|Former Louvre employee Vincenzo Peruggia was arrested in Florence two years following the theft of the ''Mona Lisa'' from the Paris museum. He claimed he stole the masterpiece in order to return it to Italy, the land of Leonardo's birth, though he had tried unsuccessfully to sell the painting several times. The brazen theft is attracting renewed interest as its 100th anniversary approaches. (Paris Prefecture De Police Museum)|
On Aug. 21, 1911, a journeyman laborer named Vincenzo Peruggia surreptitiously unhooked Leonardo da Vinci's "Mona Lisa" from the walls of the Louvre and headed off to a service stairwell. A former museum employee, Peruggia said he had hidden himself in a seldom-used broom closet the previous afternoon, waiting until Monday morning when the galleries were closed to the public and lightly guarded. Making his getaway through a side exit, he left a worldwide press uproar and a police dragnet in his wake.
Arrested two years after the theft in Florence, Peruggia claimed patriotism as his primary motive, asserting that he had only wanted to return the "Mona Lisa" to the land of Leonardo's birth - a story that made him immensely popular in Italy, never mind that he had made several unsuccessful attempts to sell the painting while still in France.
Once the masterpiece was given back to the Louvre by the Italian government, French authorities opted to treat Peruggia with leniency. He would serve only a few months in jail, after being deemed "mentally deficient" by the courts. Certainly anyone who believed that it would be easy to find a fence or buyer for the world's most recognizable artwork could not have been the brightest light on the chandelier.
As the 100th anniversary of Peruggia's audacious robbery approaches, the "Mona Lisa" theft has sparked renewed attention. The filmmaker Joe Madeiros is at work on a feature-length documentary, based on previously unknown archival documents, that will cast fresh light on Peruggia's motives, or so Madeiros says.
In the meantime, two noteworthy books have taken up the subject. "Vanished Smile: The Mysterious Theft of Mona Lisa" re-spins the tale as a kind of real-life detective story, while "The Crimes of Paris: A True Story of Murder, Theft, and Detection," looks at the event more subtly, as the starting point for an exploration of crime in turn-of-the-century Paris.
In "Vanished Smile," veteran author R.A. Scotti follows the trail of the missing masterpiece with the same zestful sense of adventure that she brought to "Basilica," her 2006 book about the construction of the Vatican. An unabashed literary diva, Scotti commands attention from page one. "Mona Lisa only has eyes for me," she observes. "There is no other. No one more interesting, more intelligent, more compelling.

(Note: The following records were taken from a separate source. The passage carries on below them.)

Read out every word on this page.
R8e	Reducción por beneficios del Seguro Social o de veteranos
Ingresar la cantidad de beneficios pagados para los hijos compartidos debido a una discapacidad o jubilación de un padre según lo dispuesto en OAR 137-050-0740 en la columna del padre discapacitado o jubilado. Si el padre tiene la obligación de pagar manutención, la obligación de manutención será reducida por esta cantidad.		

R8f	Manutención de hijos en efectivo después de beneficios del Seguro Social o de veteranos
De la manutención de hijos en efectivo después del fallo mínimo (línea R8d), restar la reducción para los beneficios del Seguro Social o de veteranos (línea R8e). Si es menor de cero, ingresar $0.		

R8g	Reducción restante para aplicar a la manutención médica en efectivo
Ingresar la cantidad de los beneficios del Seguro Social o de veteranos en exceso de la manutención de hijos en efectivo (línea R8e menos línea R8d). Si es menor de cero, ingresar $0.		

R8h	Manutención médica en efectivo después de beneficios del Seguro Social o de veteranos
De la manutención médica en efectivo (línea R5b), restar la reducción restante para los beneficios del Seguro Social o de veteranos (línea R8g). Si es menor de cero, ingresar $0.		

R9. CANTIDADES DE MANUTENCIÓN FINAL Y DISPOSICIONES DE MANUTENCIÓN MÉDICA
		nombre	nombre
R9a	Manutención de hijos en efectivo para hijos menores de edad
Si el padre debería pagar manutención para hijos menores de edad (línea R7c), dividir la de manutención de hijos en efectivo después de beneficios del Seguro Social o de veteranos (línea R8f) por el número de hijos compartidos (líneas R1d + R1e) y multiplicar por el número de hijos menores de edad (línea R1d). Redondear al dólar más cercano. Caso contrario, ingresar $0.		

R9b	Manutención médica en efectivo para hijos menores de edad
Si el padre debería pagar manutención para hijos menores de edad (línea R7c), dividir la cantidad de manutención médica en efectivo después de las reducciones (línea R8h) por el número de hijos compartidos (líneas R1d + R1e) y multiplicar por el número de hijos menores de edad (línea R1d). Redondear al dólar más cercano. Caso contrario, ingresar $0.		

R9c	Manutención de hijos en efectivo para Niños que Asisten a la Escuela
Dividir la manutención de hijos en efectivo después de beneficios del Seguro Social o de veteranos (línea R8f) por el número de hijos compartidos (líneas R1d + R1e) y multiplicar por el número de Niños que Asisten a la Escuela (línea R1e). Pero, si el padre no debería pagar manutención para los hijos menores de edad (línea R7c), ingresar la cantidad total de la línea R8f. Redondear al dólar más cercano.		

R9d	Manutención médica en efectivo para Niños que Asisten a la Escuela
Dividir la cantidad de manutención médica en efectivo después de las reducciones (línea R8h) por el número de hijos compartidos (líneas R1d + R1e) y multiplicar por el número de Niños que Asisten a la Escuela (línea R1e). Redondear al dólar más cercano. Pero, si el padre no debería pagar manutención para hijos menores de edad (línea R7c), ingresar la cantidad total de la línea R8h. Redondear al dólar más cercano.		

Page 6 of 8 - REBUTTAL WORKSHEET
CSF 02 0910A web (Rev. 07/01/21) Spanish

And what is extraordinary, if a dozen others crowd into this room, each one will feel the same."
Scotti's playful narrative style may not be to everyone's taste - "The first gulp of Tuesday August 22," she writes, "was as unsurprising as a glass of vin ordinaire" - but dynamism and a gentle sense of humor forgive a multitude of sins, among them Scotti's sometimes wandering focus. Star struck, she devotes an inordinate amount of space to the lives and habits of Pablo Picasso and Guillaume Apollinaire, both of whom were briefly detained by the police in connection with the theft, although neither had anything to do with it. (The painter and the poet came under suspicion because they had previously purchased several Iberian statuettes pilfered from the Louvre's archaeological collections.) A far more successful digression, however, is the elegant and erudite chapter that Scotti devotes to Leonardo himself, usefully underscoring the importance to civilization of the painting at the center of the drama.

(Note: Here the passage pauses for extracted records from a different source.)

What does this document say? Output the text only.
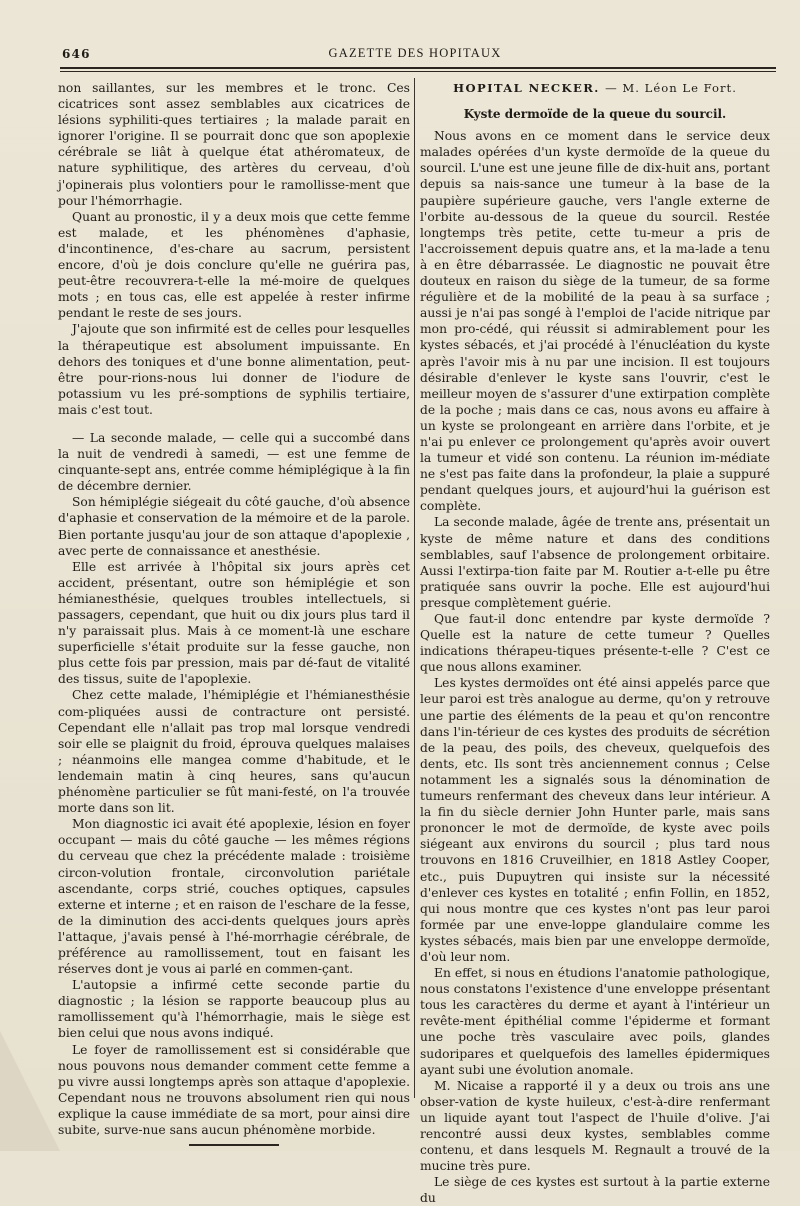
646	GAZETTE DES HOPITAUX

non saillantes, sur les membres et le tronc. Ces cicatrices sont assez semblables aux cicatrices de lésions syphiliti-ques tertiaires ; la malade parait en ignorer l'origine. Il se pourrait donc que son apoplexie cérébrale se liât à quelque état athéromateux, de nature syphilitique, des artères du cerveau, d'où j'opinerais plus volontiers pour le ramollisse-ment que pour l'hémorrhagie.

Quant au pronostic, il y a deux mois que cette femme est malade, et les phénomènes d'aphasie, d'incontinence, d'es-chare au sacrum, persistent encore, d'où je dois conclure qu'elle ne guérira pas, peut-être recouvrera-t-elle la mé-moire de quelques mots ; en tous cas, elle est appelée à rester infirme pendant le reste de ses jours.

J'ajoute que son infirmité est de celles pour lesquelles la thérapeutique est absolument impuissante. En dehors des toniques et d'une bonne alimentation, peut-être pour-rions-nous lui donner de l'iodure de potassium vu les pré-somptions de syphilis tertiaire, mais c'est tout.

— La seconde malade, — celle qui a succombé dans la nuit de vendredi à samedi, — est une femme de cinquante-sept ans, entrée comme hémiplégique à la fin de décembre dernier.

Son hémiplégie siégeait du côté gauche, d'où absence d'aphasie et conservation de la mémoire et de la parole. Bien portante jusqu'au jour de son attaque d'apoplexie , avec perte de connaissance et anesthésie.

Elle est arrivée à l'hôpital six jours après cet accident, présentant, outre son hémiplégie et son hémianesthésie, quelques troubles intellectuels, si passagers, cependant, que huit ou dix jours plus tard il n'y paraissait plus. Mais à ce moment-là une eschare superficielle s'était produite sur la fesse gauche, non plus cette fois par pression, mais par dé-faut de vitalité des tissus, suite de l'apoplexie.

Chez cette malade, l'hémiplégie et l'hémianesthésie com-pliquées aussi de contracture ont persisté. Cependant elle n'allait pas trop mal lorsque vendredi soir elle se plaignit du froid, éprouva quelques malaises ; néanmoins elle mangea comme d'habitude, et le lendemain matin à cinq heures, sans qu'aucun phénomène particulier se fût mani-festé, on l'a trouvée morte dans son lit.

Mon diagnostic ici avait été apoplexie, lésion en foyer occupant — mais du côté gauche — les mêmes régions du cerveau que chez la précédente malade : troisième circon-volution frontale, circonvolution pariétale ascendante, corps strié, couches optiques, capsules externe et interne ; et en raison de l'eschare de la fesse, de la diminution des acci-dents quelques jours après l'attaque, j'avais pensé à l'hé-morrhagie cérébrale, de préférence au ramollissement, tout en faisant les réserves dont je vous ai parlé en commen-çant.

L'autopsie a infirmé cette seconde partie du diagnostic ; la lésion se rapporte beaucoup plus au ramollissement qu'à l'hémorrhagie, mais le siège est bien celui que nous avons indiqué.

Le foyer de ramollissement est si considérable que nous pouvons nous demander comment cette femme a pu vivre aussi longtemps après son attaque d'apoplexie. Cependant nous ne trouvons absolument rien qui nous explique la cause immédiate de sa mort, pour ainsi dire subite, surve-nue sans aucun phénomène morbide.

HOPITAL NECKER. — M. Léon Le Fort.
Kyste dermoïde de la queue du sourcil.

Nous avons en ce moment dans le service deux malades opérées d'un kyste dermoïde de la queue du sourcil. L'une est une jeune fille de dix-huit ans, portant depuis sa nais-sance une tumeur à la base de la paupière supérieure gauche, vers l'angle externe de l'orbite au-dessous de la queue du sourcil. Restée longtemps très petite, cette tu-meur a pris de l'accroissement depuis quatre ans, et la ma-lade a tenu à en être débarrassée. Le diagnostic ne pouvait être douteux en raison du siège de la tumeur, de sa forme régulière et de la mobilité de la peau à sa surface ; aussi je n'ai pas songé à l'emploi de l'acide nitrique par mon pro-cédé, qui réussit si admirablement pour les kystes sébacés, et j'ai procédé à l'énucléation du kyste après l'avoir mis à nu par une incision. Il est toujours désirable d'enlever le kyste sans l'ouvrir, c'est le meilleur moyen de s'assurer d'une extirpation complète de la poche ; mais dans ce cas, nous avons eu affaire à un kyste se prolongeant en arrière dans l'orbite, et je n'ai pu enlever ce prolongement qu'après avoir ouvert la tumeur et vidé son contenu. La réunion im-médiate ne s'est pas faite dans la profondeur, la plaie a suppuré pendant quelques jours, et aujourd'hui la guérison est complète.

La seconde malade, âgée de trente ans, présentait un kyste de même nature et dans des conditions semblables, sauf l'absence de prolongement orbitaire. Aussi l'extirpa-tion faite par M. Routier a-t-elle pu être pratiquée sans ouvrir la poche. Elle est aujourd'hui presque complètement guérie.

Que faut-il donc entendre par kyste dermoïde ? Quelle est la nature de cette tumeur ? Quelles indications thérapeu-tiques présente-t-elle ? C'est ce que nous allons examiner.

Les kystes dermoïdes ont été ainsi appelés parce que leur paroi est très analogue au derme, qu'on y retrouve une partie des éléments de la peau et qu'on rencontre dans l'in-térieur de ces kystes des produits de sécrétion de la peau, des poils, des cheveux, quelquefois des dents, etc. Ils sont très anciennement connus ; Celse notamment les a signalés sous la dénomination de tumeurs renfermant des cheveux dans leur intérieur. A la fin du siècle dernier John Hunter parle, mais sans prononcer le mot de dermoïde, de kyste avec poils siégeant aux environs du sourcil ; plus tard nous trouvons en 1816 Cruveilhier, en 1818 Astley Cooper, etc., puis Dupuytren qui insiste sur la nécessité d'enlever ces kystes en totalité ; enfin Follin, en 1852, qui nous montre que ces kystes n'ont pas leur paroi formée par une enve-loppe glandulaire comme les kystes sébacés, mais bien par une enveloppe dermoïde, d'où leur nom.

En effet, si nous en étudions l'anatomie pathologique, nous constatons l'existence d'une enveloppe présentant tous les caractères du derme et ayant à l'intérieur un revête-ment épithélial comme l'épiderme et formant une poche très vasculaire avec poils, glandes sudoripares et quelquefois des lamelles épidermiques ayant subi une évolution anomale.

M. Nicaise a rapporté il y a deux ou trois ans une obser-vation de kyste huileux, c'est-à-dire renfermant un liquide ayant tout l'aspect de l'huile d'olive. J'ai rencontré aussi deux kystes, semblables comme contenu, et dans lesquels M. Regnault a trouvé de la mucine très pure.

Le siège de ces kystes est surtout à la partie externe du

In "The Crimes of Paris" the husband-and-wife writing team of Dorothy and Thomas Hoobler quickly establish the outlines of Peruggia's adventures, using them as a framing device to begin a wide-ranging account of belle époque mayhem and misdeeds in the City of Light. The Hooblers, who won an Edgar award for their 2004 murder mystery "In Darkness Death," introduce us to a fascinating array of historical villains and heroes, from François-Eugène Vidocq, the one-time thief who became the founding director of the Sûreté National, to the members of the anarchist Bonnot gang, who were the first to employ a getaway car in escaping the scene of a crime.
Arguing that Paris, as a modern city and nexus of communication, was in thrall to the spectacle of criminality, the Hooblers attempt, with only partial success, to bring thematic coherence to what is ultimately a stubbornly disorganized, if immensely entertaining, series of anecdotes. It is unclear what connection there could be, for instance, between the story of Marguerite Steinheil, a society beauty whose friends and lovers had a habit of winding up dead, and the culturally terrifying art theft perpetrated by Peruggia. Unlike Steinheil, the woman in the picture Peruggia stole has, over the centuries, captured the imaginations of Goethe, Pater, Nat King Cole, and a seemingly endless stream of tourists who flock each year to the Louvre. Envisioning an empty space on the patch of wall where her portrait hangs would be to conjure up an entirely different and profoundly diminished world.